Jake fue caminando a su bufete, bajo una fría llovizna. Las farolas de la plaza estaban adornadas con coronas y campanillas de Navidad. Delante del juzgado había un belén donde sonaban villancicos. Los puestos callejeros abrían hasta tarde y en las tiendas había mucha actividad. Se preveía alguna posibilidad de nieve para el día siguiente, y pocas cosas emocionaban tanto a la ciudad como un pronóstico de esas características. Según los veteranos, la Navidad de 1952 había nevado, y ahora hasta la menor posibilidad de que se repitiese hacía que los niños se quedaran pegados a las ventanas y que en las tiendas se vendieran palas y sal. La gente hacía las compras con gran expectación, como si se hubiera anunciado un temporal.
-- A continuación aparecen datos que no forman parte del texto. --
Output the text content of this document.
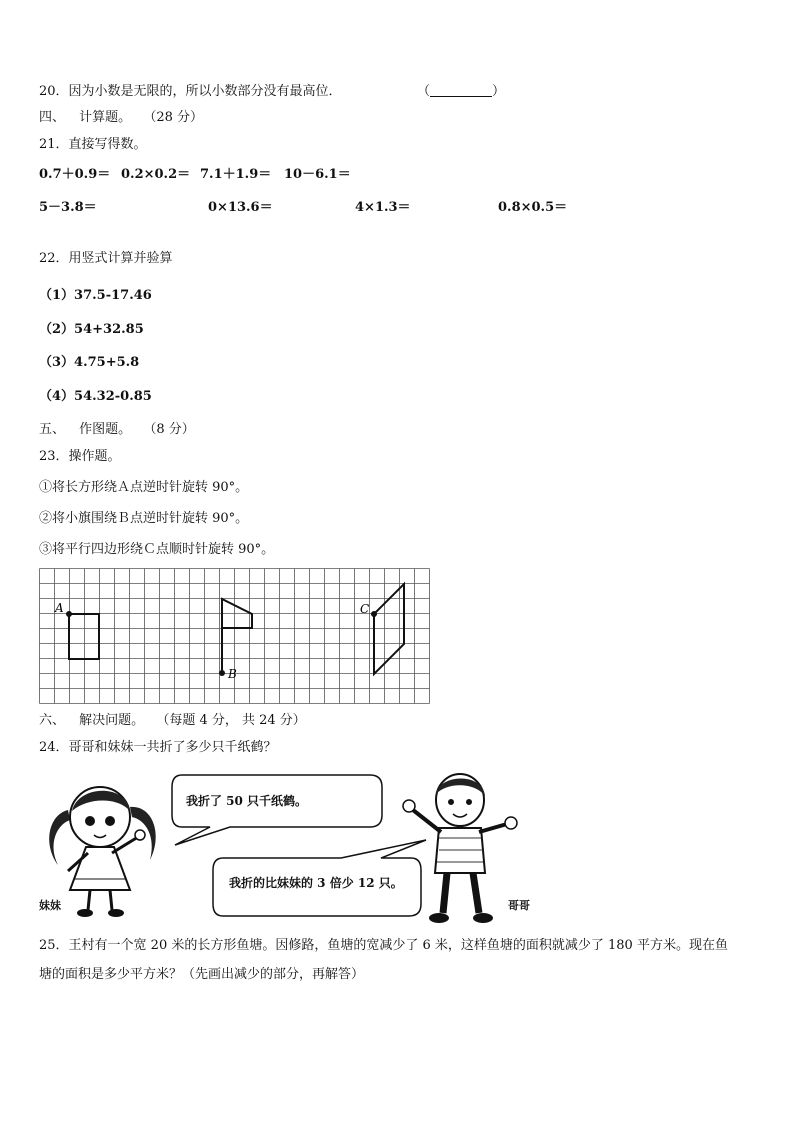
20．因为小数是无限的，所以小数部分没有最高位．	（	）
四、 计算题。 （28 分）
21．直接写得数。
0.7＋0.9＝ 0.2×0.2＝ 7.1＋1.9＝ 10－6.1＝
5－3.8＝	0×13.6＝	4×1.3＝	0.8×0.5＝
22．用竖式计算并验算
（1）37.5-17.46
（2）54+32.85
（3）4.75+5.8
（4）54.32-0.85
五、 作图题。 （8 分）
23．操作题。
①将长方形绕Ａ点逆时针旋转 90°。
②将小旗围绕Ｂ点逆时针旋转 90°。
③将平行四边形绕Ｃ点顺时针旋转 90°。
A
B
C
六、 解决问题。 （每题 4 分， 共 24 分）
24．哥哥和妹妹一共折了多少只千纸鹤？
妹妹
我折了 50 只千纸鹤。
我折的比妹妹的 3 倍少 12 只。
哥哥
25．王村有一个宽 20 米的长方形鱼塘。因修路，鱼塘的宽减少了 6 米，这样鱼塘的面积就减少了 180 平方米。现在鱼
塘的面积是多少平方米？（先画出减少的部分，再解答）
Jake volvió a casa dando un rodeo. Se alejó lentamente de la plaza y se internó por las calles en penumbra del centro de Clanton hasta torcer por Market Street. En Hocutt House había una luz encendida, cosa rara. Jake y Carla habían pasado muchas veces por delante, siempre despacio y con admiración, siempre conscientes de que aquella encantadora mansión victoriana estaba casi en desuso. En otoño las ráfagas de viento acumulaban hojas secas en el porche, donde nadie pasaba el rastrillo.

Por un momento tuvo la tentación de frenar, llamar a la puerta, entrar sin haberse anunciado, tomarse una copa con Willie y hablar de negocios. Después se le pasó y continuó hacia su casa.